Le tournant majeur dans l’attitude des États-Unis à l’égard des pays d’Amérique latine s’est produit avec la révolution cubaine en 1959. Cette révolution, menée par Fidel Castro et Che Guevara1, était au départ nationaliste, mais s’est rapprochée de l’Union soviétique en raison de l’hostilité des États-Unis envers le nouveau gouvernement cubain.
Par leur soutien logistique, militaire, financier et idéologique, les États-Unis ont contribué à la mise en place et au maintien de régimes autoritaires qui ont profondément marqué l’histoire de l’Amérique latine.
Ils ont ainsi favorisé l’instauration de dictatures dans plusieurs pays d’Amérique latine comme le Paraguay, l’Uruguay, l’Argentine, le Chili, le Pérou, la Bolivie, le Guatemala, etc.
La première dictature mise en place dans ce contexte a eu lieu en 1954 au Paraguay.2

Alfredo Stroessner, ancien dictateur du Paraguay (à gauche)
LA DICATURE AU BRÉSIL

La dictature militaire au Brésil a commencé en 1964 à la suite d’un coup d’État qui a renversé le président João Goulart3, dans un contexte de tensions liées à la guerre froide. Ce régime autoritaire, soutenu par l’armée et les États-Unis, s’est caractérisé par la répression des opposants politiques, la censure des médias et la suspension des libertés démocratiques.
L’ACTE INSTITUTIONNEL N°5
L’Acte institutionnel n° 54 du 13 décembre 1968 (AI-5), promulgué par le président Costa e Silva, marque un tournant majeur dans l’histoire politique du Brésil sous la dictature militaire (1964-1985). Cet acte, considéré comme le plus répressif des dix-sept actes institutionnels du régime, a eu un impact profond et durable sur la société brésilienne.

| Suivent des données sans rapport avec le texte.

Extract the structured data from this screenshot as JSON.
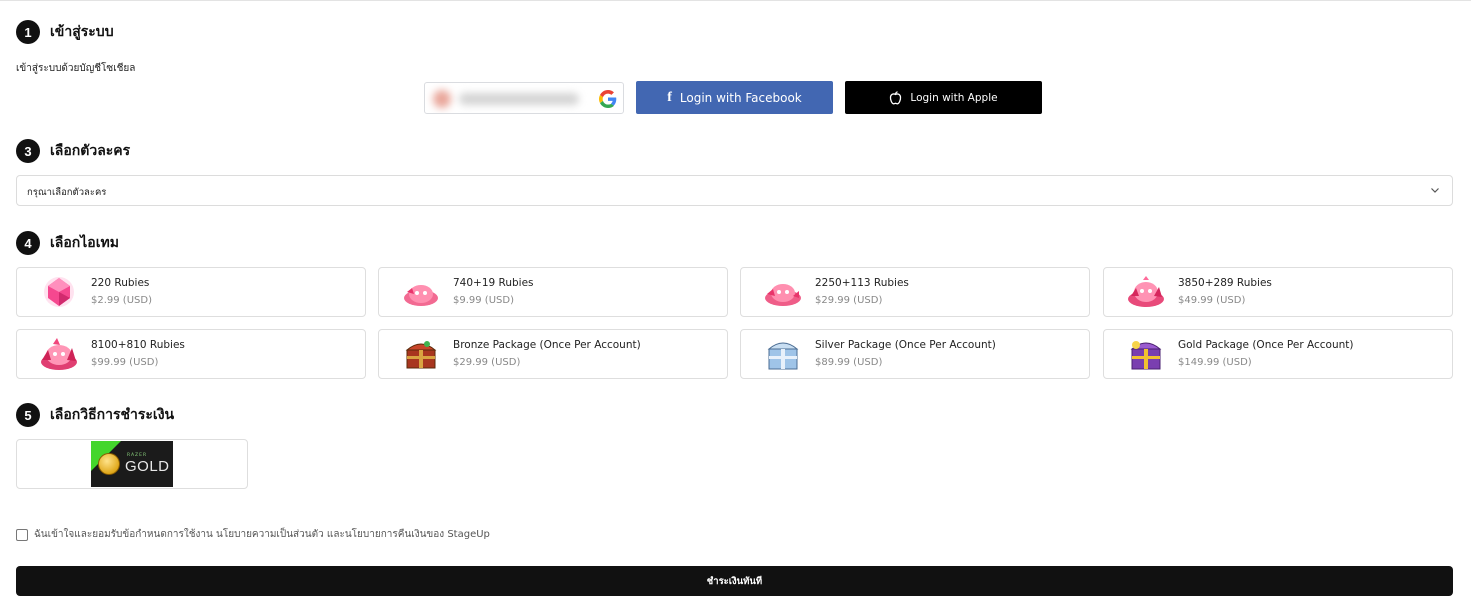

L’AI-5 a institutionnalisé la répression d’État : arrestations arbitraires, tortures, disparitions forcées et exécutions extrajudiciaires sont devenues des pratiques courantes. La suppression de l’habeas corpus a rendu toute contestation extrêmement risquée, car il n’existait plus de recours juridique pour les personnes arrêtées. La censure généralisée a étouffé la liberté d’expression, empêchant la presse, les artistes et les intellectuels de critiquer le gouvernement ou de dénoncer les violations des droits humains. Les universités et les syndicats ont également été durement touchés, leurs membres étant surveillés, arrêtés ou exilés.
L’AI-5 a permis la fermeture du Congrès et la suspension des droits politiques de milliers de citoyens, éliminant toute opposition institutionnelle au pouvoir militaire. Il s’agissait, selon les historiens, moins d’une réaction à la montée des mouvements armés d’extrême gauche que d’une volonté d’éradiquer les dernières influences de la classe politique traditionnelle et de consolider la mainmise militaire sur l’État.

La période qui suit l’AI-5 est marquée par un climat de peur, la fragmentation de la société civile et la radicalisation de certains mouvements de résistance, qui seront eux-mêmes violemment réprimés. Cette politique de « sécurité nationale » et de répression s’inspire directement de modèles et de formations promus par les États-Unis, notamment via la School of the Americas, où de nombreux officiers brésiliens ont été formés aux techniques de contre-insurrection et de lutte antisubversive.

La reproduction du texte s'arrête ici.